Las palomitas, en definitiva, siempre han constituido una infamia barriobajera.

"Devorar palomitas es, en definitiva, una catetez, una pulsión irrelevante y un vicio que degrada a quien lo practica y desanima a quien lo contempla"

Y eso que ahora se sirven en unos simpáticos prismas de cartón decorado; se denominan bols, una denominación tan idiota como manifiestamente imprecisa, que deriva del bowl anglosajón, digo yo. Lo malo es que no sitúa adecuadamente la pieza, es decir, que no dice claramente qué es ni para qué sirve. Por otro lado, tampoco deja sitio al casticismo y encima confunde a la población.

Un desastre.

Hay otras dos denominaciones —tazones y también tambores— que siendo infinitamente más cañís, que es como decir más reciamente hispánicas, celtibéricas y carpetovetónicas, tampoco terminan de generalizarse entre una población indolente y reblandecida: las nuevas generaciones andan más al tuíter, al fúmbol, las hipotecas y las series que a lo que tendrían que estar.
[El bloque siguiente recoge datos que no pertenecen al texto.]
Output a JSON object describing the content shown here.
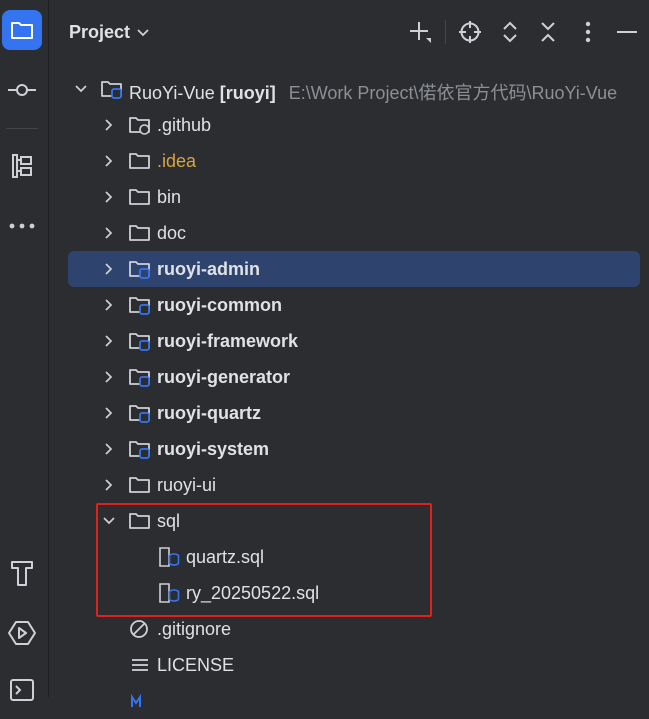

Jimmy Carter, que era muy palomitero, y Dennis Hopper, que entre sorbo y sorbo de cocacola trasegaba palomitas a puñados, atribuyeron sus sonados éxitos como negociador internacional y artista del cinematógrafo respectivamente, a una ruda paletez que sería distintiva de los engullidores compulsivos que fueron ambos de popcorn, que es como los norteamericanos denominan al invento.

"Hoy sólo nos queda añorar tan dulces años mientras nos entregamos a nuestra pasión, el consumo de palomitas en la oscuridad recogida de esos tugurios llamados cines"
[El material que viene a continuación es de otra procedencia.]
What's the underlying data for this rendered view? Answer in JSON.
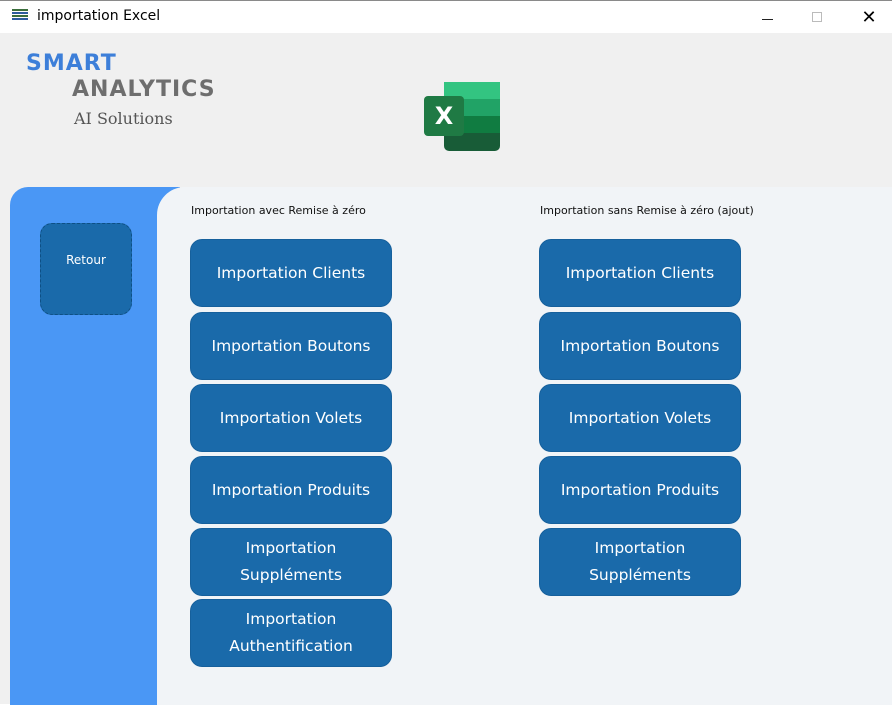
{
  "window": {
    "title": "importation Excel",
    "minimize_icon": "minimize-icon",
    "maximize_icon": "maximize-icon",
    "close_symbol": "✕"
  },
  "branding": {
    "line1": "SMART",
    "line2": "ANALYTICS",
    "line3": "AI Solutions",
    "excel_letter": "X",
    "colors": {
      "smart": "#3d7fd9",
      "analytics": "#6e6e6e",
      "excel_green": "#1f7a44"
    }
  },
  "sidebar": {
    "retour_label": "Retour",
    "color": "#4a97f5"
  },
  "sections": {
    "left": {
      "label": "Importation avec Remise à zéro",
      "buttons": [
        {
          "label": "Importation Clients"
        },
        {
          "label": "Importation Boutons"
        },
        {
          "label": "Importation Volets"
        },
        {
          "label": "Importation Produits"
        },
        {
          "label": "Importation\nSuppléments"
        },
        {
          "label": "Importation\nAuthentification"
        }
      ]
    },
    "right": {
      "label": "Importation sans Remise à zéro (ajout)",
      "buttons": [
        {
          "label": "Importation Clients"
        },
        {
          "label": "Importation Boutons"
        },
        {
          "label": "Importation Volets"
        },
        {
          "label": "Importation Produits"
        },
        {
          "label": "Importation\nSuppléments"
        }
      ]
    }
  },
  "colors": {
    "button": "#1a6aaa",
    "button_text": "#ffffff",
    "panel": "#f1f4f7"
  }
}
Devorar palomitas es, en definitiva, una catetez, una pulsión irrelevante y un vicio que degrada a quien lo practica y desanima a quien lo contempla. Devorar palomitas se descartaría y proscribiría si entre nosotros se practicara la intachable moral clásica. La psiquiatría, que ha estudiado el fenómeno, ya sentenció que comer palomitas es una patología que puede acarrear consecuencias. Se han descrito, por ejemplo, casos de anemia, disfunciones respiratorias y, en Alaska concretamente, problemas de erección entre algunos miembros de la tribu de los ynmann, etnia que hasta hace nada vivía de amaestrar focas para los mejores circos y espectáculos de variedades y que desde que descubrió las palomitas no levanta cabeza.
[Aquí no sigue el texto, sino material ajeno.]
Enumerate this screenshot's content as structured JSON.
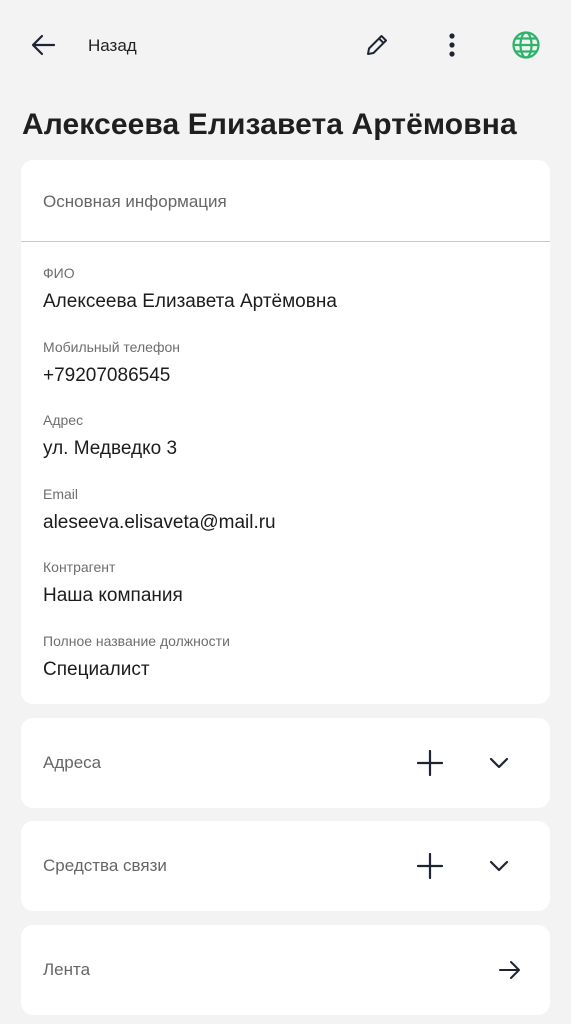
{
  "header": {
    "back_label": "Назад",
    "icons": [
      "arrow-left-icon",
      "pencil-icon",
      "more-vertical-icon",
      "globe-icon"
    ],
    "globe_color": "#2fb36a"
  },
  "title": "Алексеева Елизавета Артёмовна",
  "info": {
    "section_title": "Основная информация",
    "fields": [
      {
        "label": "ФИО",
        "value": "Алексеева Елизавета Артёмовна"
      },
      {
        "label": "Мобильный телефон",
        "value": "+79207086545"
      },
      {
        "label": "Адрес",
        "value": "ул. Медведко 3"
      },
      {
        "label": "Email",
        "value": "aleseeva.elisaveta@mail.ru"
      },
      {
        "label": "Контрагент",
        "value": "Наша компания"
      },
      {
        "label": "Полное название должности",
        "value": "Специалист"
      }
    ]
  },
  "sections": {
    "addresses": {
      "title": "Адреса"
    },
    "contacts": {
      "title": "Средства связи"
    },
    "feed": {
      "title": "Лента"
    }
  }
}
A la postración que diezma a los ynmann se atribuye la práctica desaparición de los números de focas amaestradas que padecen los circos y los escenarios de variedades de todo el mundo. Estos números, que han venido proporcionando horas de alegría y dicha a generaciones de espectadores desde hace por lo menos un siglo, cada vez se ven menos. Y es una lástima. Se trata de un arte, el de amaestrar focas, descubierto por Albertito Colmenero, joven chileno que estuvo en una de las primeras expediciones de su país al continente antártico, la Expedición Araujo-Antojo, que a su regreso a Valparaíso en 1882 llevó consigo treinta y dos leones marinos de la especie conocida como otario de la Patagonia. Hoy sólo nos queda añorar tan dulces años mientras nos entregamos a nuestra pasión: el consumo de palomitas en la oscuridad recogida de esos tugurios llamados cines en los que de unos años a esta parte sólo se pasan DVDs en pantallas descomunales.

Y para los sembradores de bulos, nuestro desprecio.